Возражать никто не стал, и Верховный начал зачитывать уже собственную, первоначальную версию предложений по спасению армии и тыла, с трудовыми армиями, переводом экономики на военные рельсы и возвращением единоначалия. На этот раз он всеми способами пытался донести до министров необходимость осуществить эти меры как можно скорее.
Но и этот вариант, гораздо более подходящий к ситуации, взвешенный и разумный, оказался принят министрами довольно прохладно. Это было заметно в их позах, выражении лиц, жестах. Эти министры не собирались ничего менять, и более того, не желали брать на себя ответственность за необходимые, но непопулярные решения.

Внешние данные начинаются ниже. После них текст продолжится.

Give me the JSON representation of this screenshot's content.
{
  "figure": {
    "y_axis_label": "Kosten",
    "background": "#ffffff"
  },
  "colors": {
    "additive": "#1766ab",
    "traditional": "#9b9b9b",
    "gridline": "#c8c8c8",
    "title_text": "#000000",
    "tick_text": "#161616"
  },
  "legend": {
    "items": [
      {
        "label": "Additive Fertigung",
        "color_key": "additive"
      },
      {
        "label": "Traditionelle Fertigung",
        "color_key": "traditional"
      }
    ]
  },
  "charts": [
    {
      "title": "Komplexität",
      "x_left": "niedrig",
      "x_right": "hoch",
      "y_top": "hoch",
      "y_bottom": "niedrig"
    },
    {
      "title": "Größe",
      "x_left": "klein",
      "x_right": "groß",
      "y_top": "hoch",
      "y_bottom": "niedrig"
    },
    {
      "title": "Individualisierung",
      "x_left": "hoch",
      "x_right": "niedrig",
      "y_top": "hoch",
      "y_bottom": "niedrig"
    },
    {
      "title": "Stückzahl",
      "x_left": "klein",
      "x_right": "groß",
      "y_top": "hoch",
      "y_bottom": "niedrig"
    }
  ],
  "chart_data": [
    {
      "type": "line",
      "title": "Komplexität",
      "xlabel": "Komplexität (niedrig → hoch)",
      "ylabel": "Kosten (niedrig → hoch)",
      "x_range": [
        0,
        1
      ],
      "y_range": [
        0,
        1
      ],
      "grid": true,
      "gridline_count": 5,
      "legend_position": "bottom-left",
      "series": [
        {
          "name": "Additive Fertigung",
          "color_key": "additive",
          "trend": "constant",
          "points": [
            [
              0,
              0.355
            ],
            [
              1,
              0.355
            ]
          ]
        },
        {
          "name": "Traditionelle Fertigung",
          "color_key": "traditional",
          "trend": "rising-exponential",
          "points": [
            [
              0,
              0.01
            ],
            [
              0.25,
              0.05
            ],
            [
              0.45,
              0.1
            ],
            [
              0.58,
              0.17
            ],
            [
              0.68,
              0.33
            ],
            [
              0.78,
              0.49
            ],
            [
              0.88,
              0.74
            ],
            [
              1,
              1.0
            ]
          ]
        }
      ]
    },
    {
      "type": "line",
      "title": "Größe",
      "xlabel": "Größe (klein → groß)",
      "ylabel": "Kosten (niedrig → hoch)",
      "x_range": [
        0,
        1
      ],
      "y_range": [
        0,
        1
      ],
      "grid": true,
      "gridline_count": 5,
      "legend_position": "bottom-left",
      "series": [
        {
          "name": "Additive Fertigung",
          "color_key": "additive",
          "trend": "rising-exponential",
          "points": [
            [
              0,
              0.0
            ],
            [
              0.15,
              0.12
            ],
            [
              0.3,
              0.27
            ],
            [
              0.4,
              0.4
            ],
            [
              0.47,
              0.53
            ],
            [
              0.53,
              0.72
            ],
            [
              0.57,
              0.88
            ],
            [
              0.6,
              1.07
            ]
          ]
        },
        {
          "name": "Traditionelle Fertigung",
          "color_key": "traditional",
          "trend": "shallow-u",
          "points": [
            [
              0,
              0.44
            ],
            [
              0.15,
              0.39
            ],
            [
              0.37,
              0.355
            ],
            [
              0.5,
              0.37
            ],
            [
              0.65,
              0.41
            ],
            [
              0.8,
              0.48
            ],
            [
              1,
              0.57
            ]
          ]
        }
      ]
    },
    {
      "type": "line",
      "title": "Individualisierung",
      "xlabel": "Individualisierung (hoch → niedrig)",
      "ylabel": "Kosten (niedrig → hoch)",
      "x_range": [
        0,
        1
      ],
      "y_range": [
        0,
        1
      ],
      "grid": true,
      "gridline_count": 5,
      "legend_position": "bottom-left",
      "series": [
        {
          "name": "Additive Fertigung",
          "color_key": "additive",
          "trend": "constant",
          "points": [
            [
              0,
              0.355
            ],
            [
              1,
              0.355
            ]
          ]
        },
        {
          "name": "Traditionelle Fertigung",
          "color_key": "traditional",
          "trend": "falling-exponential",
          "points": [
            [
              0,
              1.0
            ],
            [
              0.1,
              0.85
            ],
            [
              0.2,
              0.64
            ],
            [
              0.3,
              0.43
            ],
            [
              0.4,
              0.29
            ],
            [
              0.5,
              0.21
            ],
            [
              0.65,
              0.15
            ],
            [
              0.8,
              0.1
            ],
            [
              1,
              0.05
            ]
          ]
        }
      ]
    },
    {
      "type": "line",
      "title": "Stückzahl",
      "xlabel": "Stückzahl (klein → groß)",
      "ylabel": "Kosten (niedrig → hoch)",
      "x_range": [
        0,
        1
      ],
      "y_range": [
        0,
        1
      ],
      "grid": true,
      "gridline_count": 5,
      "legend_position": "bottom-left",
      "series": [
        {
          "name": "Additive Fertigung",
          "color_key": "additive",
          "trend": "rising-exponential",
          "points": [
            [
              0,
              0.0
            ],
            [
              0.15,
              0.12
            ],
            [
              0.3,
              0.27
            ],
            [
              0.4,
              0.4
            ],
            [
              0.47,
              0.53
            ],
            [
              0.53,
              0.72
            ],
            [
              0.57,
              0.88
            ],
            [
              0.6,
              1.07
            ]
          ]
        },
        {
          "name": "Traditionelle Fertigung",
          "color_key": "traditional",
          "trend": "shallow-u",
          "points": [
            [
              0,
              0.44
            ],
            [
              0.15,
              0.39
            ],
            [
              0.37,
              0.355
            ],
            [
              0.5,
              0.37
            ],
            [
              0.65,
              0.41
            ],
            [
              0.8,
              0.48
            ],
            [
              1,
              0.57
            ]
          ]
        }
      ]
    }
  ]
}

Корнилов понял, что мирного решения не получится. Даже если их получится уговорить, убедить каким-то образом, то процесс будет затягиваться любыми способами вплоть до откровенного саботажа, пока всё не развалится окончательно. И армия, и страна.
Он окончил читать записку, взглянул на скучающего Керенского, на министров.
— Надеюсь, вы примете верное решение, господа, — поднимаясь из-за стола, произнёс Верховный.
Обе папки он протянул Керенскому, который словно бы очнулся ото сна, удивлённо глядя на генерала.
— Благодарю за внимание, — произнёс генерал и вышел из зала заседаний, не прощаясь.